On August 25, 2012, "The Bowery Presents" held a highly anticipated reunion show in Brooklyn, NY, for the band Quicksand. I was in attendance documenting the event but was ejected from the venue for having a "recording device" shortly after Quicksand began. Other HD recording devices such as iPhones, Go-Pros, and video-capable DSLR cameras were not subjected to the same degree of censorship. The nebulously defined "recording devices" makes little distinction as to what fundamentally differentiates a "recording".
"The Bowery Presents" staff refused to even have a discussion about the policy, let alone reveal the name of a point of contact in the management office about initiating a dialogue concerning the topic.
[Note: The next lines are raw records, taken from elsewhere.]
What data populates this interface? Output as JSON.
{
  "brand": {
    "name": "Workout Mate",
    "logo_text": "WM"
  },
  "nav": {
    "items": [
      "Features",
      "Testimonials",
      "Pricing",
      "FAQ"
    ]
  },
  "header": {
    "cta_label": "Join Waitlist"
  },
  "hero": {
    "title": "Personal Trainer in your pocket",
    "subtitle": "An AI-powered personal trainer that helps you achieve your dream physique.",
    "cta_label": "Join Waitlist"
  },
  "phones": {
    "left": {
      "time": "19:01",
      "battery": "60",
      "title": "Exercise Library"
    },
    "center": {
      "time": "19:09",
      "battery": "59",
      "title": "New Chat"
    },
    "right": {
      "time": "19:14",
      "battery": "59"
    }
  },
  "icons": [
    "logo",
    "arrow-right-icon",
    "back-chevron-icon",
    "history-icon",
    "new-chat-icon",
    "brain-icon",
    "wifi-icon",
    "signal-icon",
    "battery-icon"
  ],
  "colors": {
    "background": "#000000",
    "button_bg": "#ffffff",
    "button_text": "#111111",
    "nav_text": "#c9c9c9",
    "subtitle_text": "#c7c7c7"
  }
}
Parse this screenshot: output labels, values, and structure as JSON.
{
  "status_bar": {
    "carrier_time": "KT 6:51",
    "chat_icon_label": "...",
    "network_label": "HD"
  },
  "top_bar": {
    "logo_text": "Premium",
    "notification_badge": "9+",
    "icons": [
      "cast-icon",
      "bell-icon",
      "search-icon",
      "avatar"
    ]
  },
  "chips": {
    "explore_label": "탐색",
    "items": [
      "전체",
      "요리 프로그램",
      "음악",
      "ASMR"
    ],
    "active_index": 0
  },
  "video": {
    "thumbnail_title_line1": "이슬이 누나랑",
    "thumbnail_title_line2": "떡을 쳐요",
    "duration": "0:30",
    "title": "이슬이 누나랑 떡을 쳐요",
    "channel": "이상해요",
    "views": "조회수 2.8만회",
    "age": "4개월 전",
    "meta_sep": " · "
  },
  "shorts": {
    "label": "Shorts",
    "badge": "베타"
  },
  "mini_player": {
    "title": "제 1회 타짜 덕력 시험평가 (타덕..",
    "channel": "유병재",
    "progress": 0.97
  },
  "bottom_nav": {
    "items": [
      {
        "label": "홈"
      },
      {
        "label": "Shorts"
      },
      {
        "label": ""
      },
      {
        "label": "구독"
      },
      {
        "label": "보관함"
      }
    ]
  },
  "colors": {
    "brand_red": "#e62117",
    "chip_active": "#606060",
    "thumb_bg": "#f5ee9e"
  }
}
Music is an integral part of human communication and the video documentation of it--at least with respect to those of the non commercial variety--should be treated as a form of journalism, free of unsound restriction.
Provided there is approval from the artist in question, "The Bowery Presents" should defer to the artist and allow for any and all forms of non-commercial documentation of said artist's set.
August 28 Update: This is NOT a call to boycott The Bowery Presents, but rather at the very least, a call to open a discussion about this policy to understand why it is in place even when artist permission is granted, and to determine if there is any room for handling video documentation on a case-by-case basis rather than a blanket policy.